Sezai Karakoç, Yitik Cennet'ine başlarken şöyle der: "Adem'le Havva'nın cennette öncesiz sonrasızmışçasına mutlu bir hayatı yaşadıkları zaman gibiydi hayatımız Batı'nın soluğu bize gelmeden önce."
İşte bu soluktur "dip zıtlık"ların, "ikili şahsiyet"lerin sebebi. Meral'in iç dünyasında yaşadığı derin muhasebe ve muharebelerin sebebi yine bu soluktur. Kendi benliğinin tezahürü olan "birinci Meral", Batı'nın soluğunu hissettiği anda istihaleye uğrayacak ve "ikinci Meral"e evrilecektir. Paris'te yaşayacağı sefih hayatı tahayyül ederek düşüncelerinin girdabında boğulan ikinci Meral'in aşk mücadelesi, mücadele aşkına dönüşecektir. Fakat mücadele aşkıyla yalpalarken Samim'i (cemiyeti, toplumu) Demokles'in kılıcı gibi karşısında görecektir. Akılalmaz bir psikanaliz yeteneğine sahip olan Samim, bütün dalaverelerine rağmen Meral'e sürekli ikazda bulunacak ve ikinci Meral'in imhası için ona yardım edecektir.

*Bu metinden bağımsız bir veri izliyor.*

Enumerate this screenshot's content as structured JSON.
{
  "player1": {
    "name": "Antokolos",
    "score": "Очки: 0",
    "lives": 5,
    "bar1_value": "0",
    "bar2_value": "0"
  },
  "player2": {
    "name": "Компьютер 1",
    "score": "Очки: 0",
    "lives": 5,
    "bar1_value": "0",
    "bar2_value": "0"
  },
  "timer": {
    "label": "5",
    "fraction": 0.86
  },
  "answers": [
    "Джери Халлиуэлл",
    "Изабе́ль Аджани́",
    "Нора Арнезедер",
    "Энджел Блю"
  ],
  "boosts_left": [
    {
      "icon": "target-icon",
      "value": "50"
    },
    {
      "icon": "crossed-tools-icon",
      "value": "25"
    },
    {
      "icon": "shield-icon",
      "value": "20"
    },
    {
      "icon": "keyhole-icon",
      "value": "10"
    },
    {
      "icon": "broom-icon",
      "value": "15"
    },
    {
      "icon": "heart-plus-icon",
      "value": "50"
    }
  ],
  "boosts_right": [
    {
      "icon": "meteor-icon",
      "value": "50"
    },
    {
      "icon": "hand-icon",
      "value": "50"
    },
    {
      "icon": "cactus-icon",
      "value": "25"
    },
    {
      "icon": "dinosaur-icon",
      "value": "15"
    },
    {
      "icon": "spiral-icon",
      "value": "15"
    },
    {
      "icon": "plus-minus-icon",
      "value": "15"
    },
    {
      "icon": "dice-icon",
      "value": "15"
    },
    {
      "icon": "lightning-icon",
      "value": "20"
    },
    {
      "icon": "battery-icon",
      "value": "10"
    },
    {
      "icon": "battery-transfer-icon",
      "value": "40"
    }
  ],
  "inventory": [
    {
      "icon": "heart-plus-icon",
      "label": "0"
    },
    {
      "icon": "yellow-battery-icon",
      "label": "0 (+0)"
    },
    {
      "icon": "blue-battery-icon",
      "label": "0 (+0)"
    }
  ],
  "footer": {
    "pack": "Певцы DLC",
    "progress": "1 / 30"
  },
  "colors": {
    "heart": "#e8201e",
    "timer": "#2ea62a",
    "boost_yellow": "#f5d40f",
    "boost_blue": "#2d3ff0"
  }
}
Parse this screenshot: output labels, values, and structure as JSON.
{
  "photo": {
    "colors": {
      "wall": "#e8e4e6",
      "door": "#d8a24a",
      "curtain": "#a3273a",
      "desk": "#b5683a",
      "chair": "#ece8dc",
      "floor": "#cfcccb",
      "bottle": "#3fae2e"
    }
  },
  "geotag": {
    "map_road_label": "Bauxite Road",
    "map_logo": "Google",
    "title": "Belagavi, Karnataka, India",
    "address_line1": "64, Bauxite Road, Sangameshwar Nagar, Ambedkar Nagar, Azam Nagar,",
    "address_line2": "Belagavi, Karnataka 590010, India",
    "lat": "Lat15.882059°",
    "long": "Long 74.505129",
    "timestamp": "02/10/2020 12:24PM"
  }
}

Muasır medeniyetler seviyesine vasıl olabilmek için Batı'nın bilim ve tekniğinden faydalanmanın elbette bir mahzuru yoktur. Fakat bunu yaparken Batı kültürünün içtimaî hayatımızda tatbik edilmesi, Türk kültüründe ve ahlâk yapımızda onulmaz hasarlara yol açacaktır. Meral gibi konuşurken bile Avrupalı gözükmeye çalışan ve "Bunun Türkçesi neydi?" gibi sorular yönelten özenti ve mukallit nesiller zuhur edecektir. Eğer ölçüyü kaybedersek millî ve manevî değerlerimiz çöküşe uğrayacak, kalabalıklar içinde YALNIZLIK çeken fertler türeyecektir. Bu ölçüyü hakkıyla anlamalıyız. Çünkü müellifimizin dediği gibi; "tecrübeden sonraki idrâk, evvelkinden çok daha pahalıdır."